Dans son Journal, Claudel a applaudi les accords de Munich, mais a déploré l’Anschluss, « finis Austriae ». Il n’a cessé de regretter la destruction de l’empire Habsbourg. Il pense qu’il faut construire « les États-Unis d’Europe » et que c’est là une entreprise économique et politique à la fois. Quelles frontières donner à l’Europe? Une Europe large, selon lui, a le mérite d’y rendre l’Allemagne minoritaire. La France doit se réconcilier avec l’Allemagne du moment qu’elle est dénazifiée. Elle offre un « bouclier » face à l’impérialisme soviétique. C’est pourquoi il applaudit les accords de Paris. La RFA représente, pour lui, la bonne Allemagne catholique et baroque. De Gaulle l’a compris, qui a signé le traité de 1963 avec le chancelier démocrate-chrétien Konrad Adenauer.

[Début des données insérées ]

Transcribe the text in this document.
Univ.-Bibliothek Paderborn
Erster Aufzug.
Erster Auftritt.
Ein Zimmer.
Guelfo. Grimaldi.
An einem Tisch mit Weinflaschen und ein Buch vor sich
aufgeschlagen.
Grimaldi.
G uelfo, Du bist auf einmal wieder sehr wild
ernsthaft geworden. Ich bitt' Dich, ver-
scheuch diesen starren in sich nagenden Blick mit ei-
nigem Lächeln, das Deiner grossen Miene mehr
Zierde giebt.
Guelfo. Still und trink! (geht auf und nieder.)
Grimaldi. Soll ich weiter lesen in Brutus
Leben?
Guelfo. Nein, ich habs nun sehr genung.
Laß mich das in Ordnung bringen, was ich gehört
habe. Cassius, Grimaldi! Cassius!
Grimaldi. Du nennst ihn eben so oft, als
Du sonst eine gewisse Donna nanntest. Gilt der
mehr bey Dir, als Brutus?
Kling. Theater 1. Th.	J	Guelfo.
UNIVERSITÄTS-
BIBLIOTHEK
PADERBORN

Les accords de Yalta l’ont indigné. Alors que, pour de nombreux intellectuels, l’effet Stalingrad a fait taire les réticences, Claudel s’affirme très sensible au péril soviétique. Le danger, pour lui, vient de l’Est. Dès le 15 mai 1945, il s’appuie sur un discours de Winston Churchill, le dirigeant occidental le plus méfiant à l’égard de l’URSS. « Les Puissances alliées n’ont pas fait un tel effort pour la libération des peuples opprimés pour voir réinstaller dans les régions libérées des « régimes totalitaires et policiers ». Et d’évoquer la Pologne. Une telle clairvoyance est exceptionnelle à cette date. Pour lui, le rideau de fer a séparé l’Europe en deux camps et celui de l’Ouest dépend de l’aide comme de la protection des États-Unis. En 1947-1948, le coup de Prague puis le blocus de Berlin rendent plausible l’hypothèse d’une troisième guerre mondiale déclenchée par l’URSS. La révolution chinoise et la guerre de Corée contribuent à consolider le choix pro-américain et atlantiste du dernier Claudel.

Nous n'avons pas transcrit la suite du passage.